Key points for investors:
- Strategic transaction: TDS announced a proposal to acquire the remaining public shares of Array Digital Infrastructure, Inc. in an all‑stock merger (0.86 TDS share per Array share, subject to certain spectrum sale dividends and assumptions). TDS says the deal would simplify structure, eliminate duplicate costs, improve liquidity and capital flexibility, and is subject to Array's special committee review, shareholder approvals and customary conditions.
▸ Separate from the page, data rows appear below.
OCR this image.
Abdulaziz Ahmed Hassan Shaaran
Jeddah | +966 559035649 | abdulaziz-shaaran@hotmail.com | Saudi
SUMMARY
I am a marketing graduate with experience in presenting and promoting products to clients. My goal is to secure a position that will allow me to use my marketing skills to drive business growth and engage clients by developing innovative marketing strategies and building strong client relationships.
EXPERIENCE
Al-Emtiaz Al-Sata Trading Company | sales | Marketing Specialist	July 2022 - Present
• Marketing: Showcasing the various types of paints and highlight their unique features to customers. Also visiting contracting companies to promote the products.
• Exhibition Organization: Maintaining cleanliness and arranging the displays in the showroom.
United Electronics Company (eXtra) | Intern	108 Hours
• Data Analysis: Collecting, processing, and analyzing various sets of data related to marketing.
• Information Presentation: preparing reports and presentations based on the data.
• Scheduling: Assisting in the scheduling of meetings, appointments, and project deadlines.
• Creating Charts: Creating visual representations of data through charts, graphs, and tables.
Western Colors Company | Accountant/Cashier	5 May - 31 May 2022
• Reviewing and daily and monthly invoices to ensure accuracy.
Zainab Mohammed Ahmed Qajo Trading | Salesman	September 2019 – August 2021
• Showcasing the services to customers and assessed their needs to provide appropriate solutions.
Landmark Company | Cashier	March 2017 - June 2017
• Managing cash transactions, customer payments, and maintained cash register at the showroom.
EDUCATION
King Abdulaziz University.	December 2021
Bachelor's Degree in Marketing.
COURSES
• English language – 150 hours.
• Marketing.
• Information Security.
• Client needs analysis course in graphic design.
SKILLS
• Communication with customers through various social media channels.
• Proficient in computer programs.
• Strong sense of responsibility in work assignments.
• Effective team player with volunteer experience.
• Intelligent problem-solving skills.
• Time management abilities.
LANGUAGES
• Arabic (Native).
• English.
- Strong fiber execution at TDS Telecom: Q1 delivered a record 40,000 marketable fiber service addresses (highest Q1 in company history), bringing the total to ~1.1 million fiber service addresses (58% of footprint; 79% gig-capable). TDS reiterates 2026 build target of 200,000–250,000 new fiber addresses and unchanged 2026 guidance: telecom revenues $1.015B–$1.055B, adjusted EBITDA $310M–$350M, and capex $550M–$600M.
- Revenue / customer trends: Residential fiber net adds ~11,000 in Q1 (up 32% YoY). Fiber revenue up ~13% YoY (~$11M uplift) which partially offsets legacy declines (cable down ~10% YoY). Total operating revenue declined ~3% (1% ex‑divestitures); adjusted EBITDA down ~3%; Q1 capex was $126M.
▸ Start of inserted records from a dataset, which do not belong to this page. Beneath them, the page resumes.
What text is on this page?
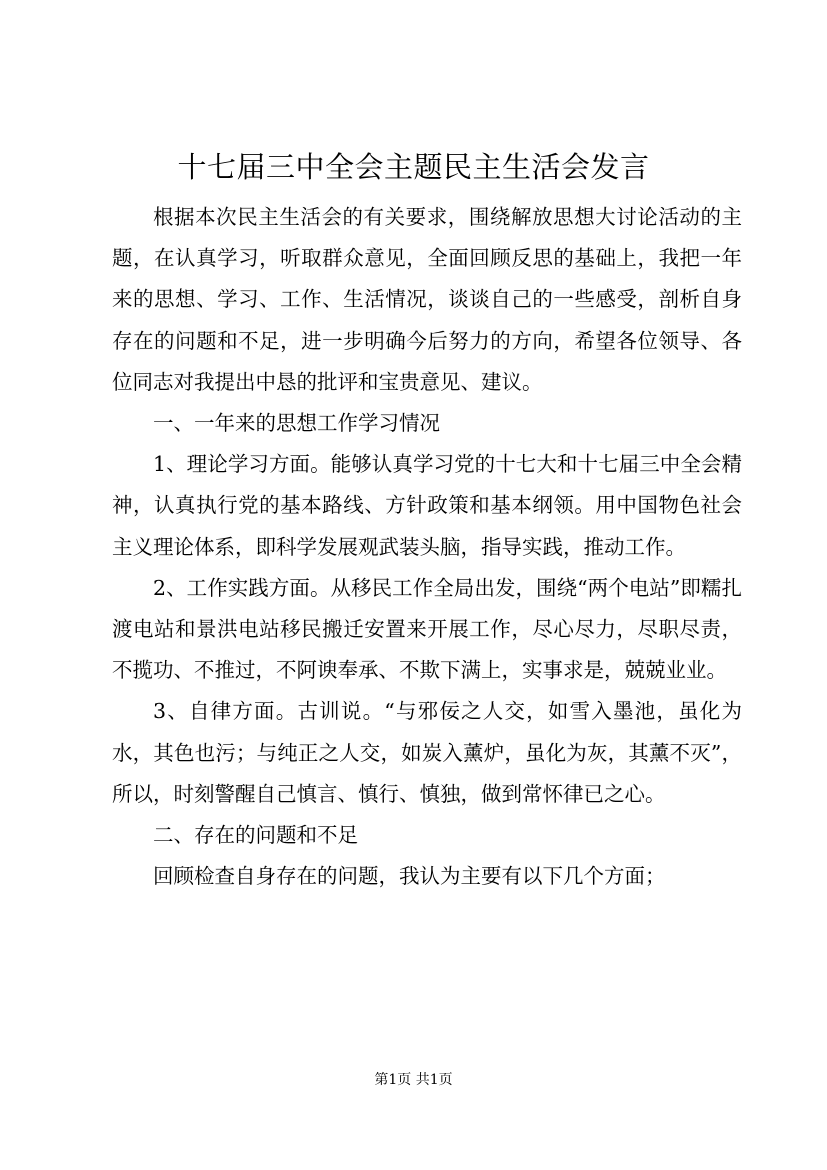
十七届三中全会主题民主生活会发言

根据本次民主生活会的有关要求，围绕解放思想大讨论活动的主题，在认真学习，听取群众意见，全面回顾反思的基础上，我把一年来的思想、学习、工作、生活情况，谈谈自己的一些感受，剖析自身存在的问题和不足，进一步明确今后努力的方向，希望各位领导、各位同志对我提出中恳的批评和宝贵意见、建议。

一、一年来的思想工作学习情况

1、理论学习方面。能够认真学习党的十七大和十七届三中全会精神，认真执行党的基本路线、方针政策和基本纲领。用中国物色社会主义理论体系，即科学发展观武装头脑，指导实践，推动工作。

2、工作实践方面。从移民工作全局出发，围绕“两个电站”即糯扎渡电站和景洪电站移民搬迁安置来开展工作，尽心尽力，尽职尽责，不揽功、不推过，不阿谀奉承、不欺下满上，实事求是，兢兢业业。

3、自律方面。古训说。“与邪佞之人交，如雪入墨池，虽化为水，其色也污；与纯正之人交，如炭入薰炉，虽化为灰，其薰不灭”，所以，时刻警醒自己慎言、慎行、慎独，做到常怀律已之心。

二、存在的问题和不足

回顾检查自身存在的问题，我认为主要有以下几个方面；

第1页 共1页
- M&A and capital allocation: TDS remains focused on disciplined, accretive tuck-in M&A for fiber. They signed to acquire Granite State Communications (~11,000 fiber addresses; expected to close in Q3 subject to approvals). Share buyback program remains authorized ($520M available at quarter end) but no repurchases in Q1.
- Operational transformation & cost program: TDS is modernizing systems (billing conversion in cable markets complete; new FieldForce platform) and targeting $100M run‑rate savings by end of 2028, with some benefits already flowing to the bottom line while some savings will be reinvested.
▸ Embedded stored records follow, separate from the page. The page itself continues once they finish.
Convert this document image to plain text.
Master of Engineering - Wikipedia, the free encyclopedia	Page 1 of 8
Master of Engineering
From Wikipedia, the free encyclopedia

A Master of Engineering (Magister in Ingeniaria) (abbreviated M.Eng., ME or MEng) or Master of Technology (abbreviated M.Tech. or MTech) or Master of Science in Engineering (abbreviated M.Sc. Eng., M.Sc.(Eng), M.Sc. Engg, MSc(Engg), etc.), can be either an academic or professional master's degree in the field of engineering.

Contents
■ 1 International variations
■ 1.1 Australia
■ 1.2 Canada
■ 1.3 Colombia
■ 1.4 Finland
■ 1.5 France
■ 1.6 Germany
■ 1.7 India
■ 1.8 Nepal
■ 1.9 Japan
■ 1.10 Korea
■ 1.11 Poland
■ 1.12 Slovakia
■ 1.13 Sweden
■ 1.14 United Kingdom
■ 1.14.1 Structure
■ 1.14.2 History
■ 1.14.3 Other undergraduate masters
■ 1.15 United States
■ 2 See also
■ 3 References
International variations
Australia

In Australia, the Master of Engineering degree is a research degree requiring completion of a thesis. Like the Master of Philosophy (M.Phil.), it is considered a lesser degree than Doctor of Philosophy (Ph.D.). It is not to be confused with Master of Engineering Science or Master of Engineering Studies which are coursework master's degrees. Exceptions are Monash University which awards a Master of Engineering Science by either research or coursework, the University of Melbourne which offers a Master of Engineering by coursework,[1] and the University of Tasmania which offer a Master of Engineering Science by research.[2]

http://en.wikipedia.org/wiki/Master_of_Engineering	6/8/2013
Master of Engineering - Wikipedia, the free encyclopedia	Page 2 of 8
- Array / tower business update: Array reports strong tower fundamentals—cash site rental revenue up substantially (55% YoY, 64% YoY when normalized for DISH) and sequential tenancy growth (0.95 → 0.96 normalized). Array ceased recognizing DISH revenue due to nonpayment and has reserved unpaid 2025 amounts. Array continues to monetize spectrum: AT&T deal closed (dividend paid), several T‑Mobile transactions approved/closing in Q2/Q3, Verizon deal expected Q2/Q3; Array expects remaining announced spectrum sales to generate significant cash (example dividend assumption of $10.40/share ≈ $900M net proceeds). Array guidance unchanged, but ranges remain wide due to T‑Mobile MLA uncertainties and timing of interim site terminations.
- Capital discipline and outlook: Both businesses emphasize disciplined capital allocation—funding fiber with internal cash, evaluating bolt‑on fiber M&A, and opportunistically monetizing spectrum while retaining tower asset upside. Management reiterates confidence in execution and long‑term strategy.